Saat tersadar, Harits sudah berada di kamarnya. Ia merasa kecewa karena gagal bernegoisasi dengan Jiwasakti. Sambil memukul lantai, ia menahan isaknya. Namun, sudut matanya menangkap sesuatu yang seharusnya tak berada di kamarnya, sebuah benda yang seingatnya tak pernah ia miliki. Sebuah topi fedora merah yang Uchul kenakan, tidak--sebuah topi fedora yang para dewa kematian gunakan.
Sementara itu di Alam Suratma ....
"Apa tidak apa-apa?" tanya Tomo.
"Kekeke janjiku sudah terpenuhi untuk tidak memberikan dia kekuatanku."
"Dan kau memberikannya seluruh kemampuan Dewa Kematian? Bisa-bisa Sang Suratma memburu kita. Itu bukan hal yang benar."
"Benar dan salah itu tergantung dari sisi mana kita melihat, Tomo. Di era ini, banyak jiwa-jiwa tersesat yang kembali ke bumi. Aku yakin benar, bahwa seluruh keluarga Angkhara sudah tewas tanpa sisa. Ada pengkhianat di antara para Dewan yang membiarkan jiwa terkutuk itu lolos.
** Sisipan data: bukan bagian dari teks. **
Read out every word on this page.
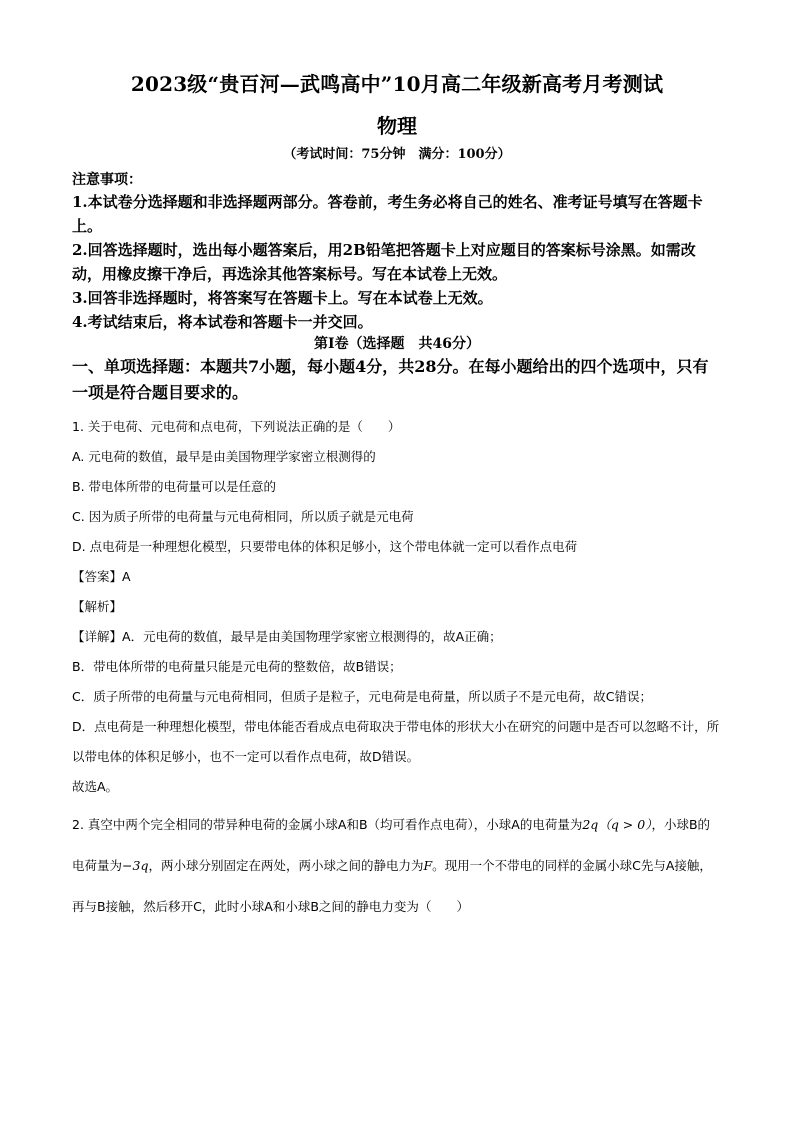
2023级“贵百河—武鸣高中”10月高二年级新高考月考测试
物理
（考试时间：75分钟　满分：100分）
注意事项：
1.本试卷分选择题和非选择题两部分。答卷前，考生务必将自己的姓名、准考证号填写在答题卡上。
2.回答选择题时，选出每小题答案后，用2B铅笔把答题卡上对应题目的答案标号涂黑。如需改动，用橡皮擦干净后，再选涂其他答案标号。写在本试卷上无效。
3.回答非选择题时，将答案写在答题卡上。写在本试卷上无效。
4.考试结束后，将本试卷和答题卡一并交回。
第Ⅰ卷（选择题　共46分）
一、单项选择题：本题共7小题，每小题4分，共28分。在每小题给出的四个选项中，只有一项是符合题目要求的。
1. 关于电荷、元电荷和点电荷，下列说法正确的是（　　）
A. 元电荷的数值，最早是由美国物理学家密立根测得的
B. 带电体所带的电荷量可以是任意的
C. 因为质子所带的电荷量与元电荷相同，所以质子就是元电荷
D. 点电荷是一种理想化模型，只要带电体的体积足够小，这个带电体就一定可以看作点电荷
【答案】A
【解析】
【详解】A．元电荷的数值，最早是由美国物理学家密立根测得的，故A正确；
B．带电体所带的电荷量只能是元电荷的整数倍，故B错误；
C．质子所带的电荷量与元电荷相同，但质子是粒子，元电荷是电荷量，所以质子不是元电荷，故C错误；
D．点电荷是一种理想化模型，带电体能否看成点电荷取决于带电体的形状大小在研究的问题中是否可以忽略不计，所以带电体的体积足够小，也不一定可以看作点电荷，故D错误。
故选A。
2. 真空中两个完全相同的带异种电荷的金属小球A和B（均可看作点电荷），小球A的电荷量为2q（q > 0），小球B的电荷量为−3q，两小球分别固定在两处，两小球之间的静电力为F。现用一个不带电的同样的金属小球C先与A接触，再与B接触，然后移开C，此时小球A和小球B之间的静电力变为（　　）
Jika populasi para belatung bertambah, setidaknya kita juga butuh peziarah untuk memulangkan mereka ke alam yang seharusnya, bukan?"
"Ya, sekali-kali tak masalah berjalan di jalan yang salah. Sebab kebenaran belum tentu bersifat baik."
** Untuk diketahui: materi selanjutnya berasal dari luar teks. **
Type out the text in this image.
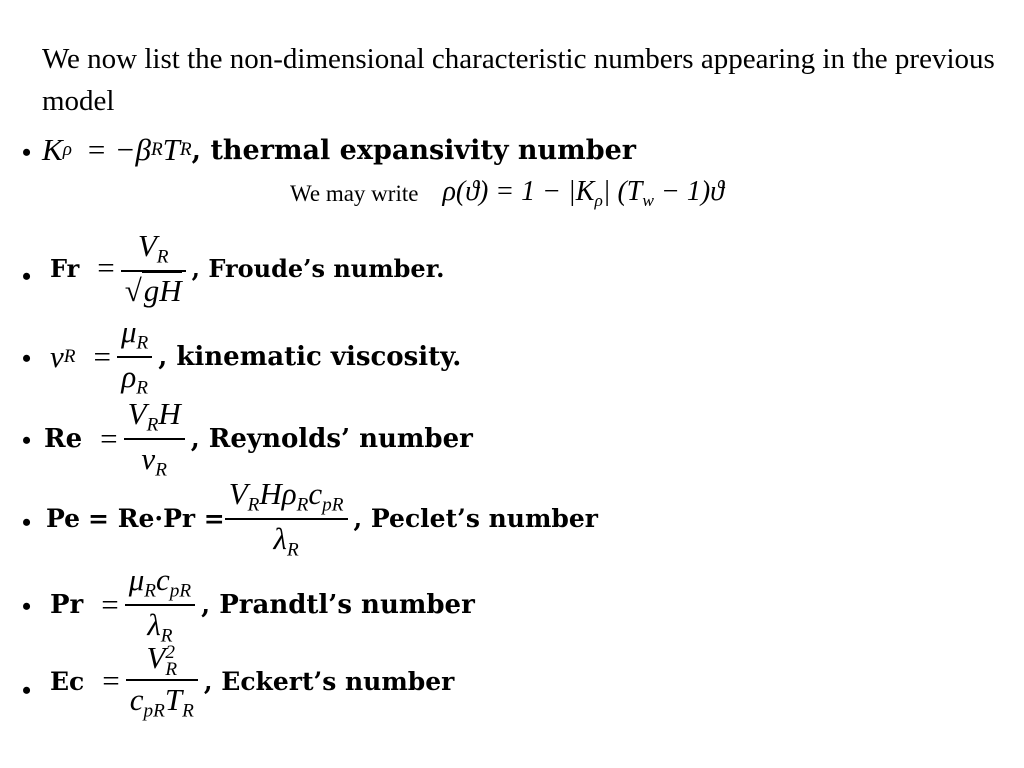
We now list the non-dimensional characteristic numbers appearing in the previous model
• K ρ = −β R T R , thermal expansivity number
We may write $\rho(ϑ) = 1 - |K_\rho|$ $(T_w - 1)ϑ$
• $Fr = \frac{V_R}{√gH}$ , Froude’s number.
• ν $R = \frac{\mu_R}{\rho_R}$ , kinematic viscosity.
• $Re = \frac{V_RH}{\nu_R}$ , Reynolds’ number
• $Pe = Re\cdot Pr = \frac{V_RH\rho_Rc_{pR}}{\lambda_R}$ , Peclet’s number
• $Pr = \frac{\mu_Rc_{pR}}{\lambda_R}$ , Prandtl’s number
• Ec = V 2
R
$c_{pR}T_R$ , Eckert’s number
"Ya, kita awasi saja mereka kekeke."
"Ngomong-ngomong--tumben kata-katamu manis." Tomo tersenyum ketika mengingat Jiwasakti berbicara perihal seorang teman.
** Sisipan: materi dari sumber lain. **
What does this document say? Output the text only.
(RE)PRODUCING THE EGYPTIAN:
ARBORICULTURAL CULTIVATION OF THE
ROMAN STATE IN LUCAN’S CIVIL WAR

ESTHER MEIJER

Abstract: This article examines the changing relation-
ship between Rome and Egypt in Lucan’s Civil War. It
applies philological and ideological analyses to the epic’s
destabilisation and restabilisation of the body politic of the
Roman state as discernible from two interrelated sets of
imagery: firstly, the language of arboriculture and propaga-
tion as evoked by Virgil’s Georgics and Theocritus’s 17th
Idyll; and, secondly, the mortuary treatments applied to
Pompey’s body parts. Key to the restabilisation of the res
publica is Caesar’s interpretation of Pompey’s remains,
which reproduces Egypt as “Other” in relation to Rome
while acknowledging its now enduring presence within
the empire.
"Kekeke jangan mudah percaya. Aku itu pembohong ulung." Hanya suaranya saja yang terdengar. Uchul pergi meninggalkan Tomo sendirian.
Tomo tersenyum. Jiwasakti memang pembohon ulung, tetapi Tomo mengenalnya dengan baik. Saat wajahnya serius, Jiwasakti sedang berkata jujur.
***
Di sisi lain, Deva sedang duduk bersama Abimanyu. Mata mereka menatap gagang pintu yang bergerak. Agha baru saja datang, ia beradu tatap dengan Deva. "Ada yang nyariin," ucap Abi sambil beranjak dari duduknya dan berjalan keluar melewati Agha.
"Apa?" tanya Agha datar.
"Gua punya informasi," jawab Deva.
"Dan enggak gratis," timpal Agha.
"Bawa gua ke Alam Suratma," tegas Deva.
Agha menghela napas, ia tak suka dengan manusia yang menganggapnya sebagai pintu, atau jembatan penghubung antara Alam Dunia dan Alam Suratma. Baru saja hendak memutar tubuh, Deva menggebrak meja. "Atasan lu, ayah gua, Dirga Martawangsa punya kemampuan prekognision. Prekognision adalah kemampuan untuk melihat masa depan, dan itu nurun ke gua. Informasi yang gua bawa ini penting buat unit Dharma, dan tentunya buat gua juga. Gua enggak akan mau ke sini, kalo semua ini enggak berhubungan. Sesuatu yang kelam sedang mengintai dari sudut-sudut malam Jogja."
Agha mengurungkan niatnya, ia menutup pintu dan berjalan mendekat pada Deva. Agha menarik bangku dan duduk di sebrang meja Deva. Ia tak berkomentar, tetapi sorot matanya menunggu.
"Pengguna ilmu hitam akan berkumpul, jumlahnya banyak," tutur Deva. "Jika Dharma bergerak, pasti akan jadi pertumpahan darah, tapi seandainya Dharma memilih diam, entah apa yang akan terjadi, yang jelas itu mendatangkan malapetaka."
"Di mana? Kapan?"
"Daerah Pantai. Berdasarkan informasi beberapa hari lalu, pasti daerah Parang Tritis. Di sana pernah ada gua tempat persembunyian Maheswara."
"Kapan?" tanya Agha lagi.
Deva memejamkan matanya sejenak, kemudian ia mengambil ponsel dan melihat kalender. Deva tak tau kapan kejadian itu, tetapi ia dapat menerka. "Malam jum'at kliwon ini."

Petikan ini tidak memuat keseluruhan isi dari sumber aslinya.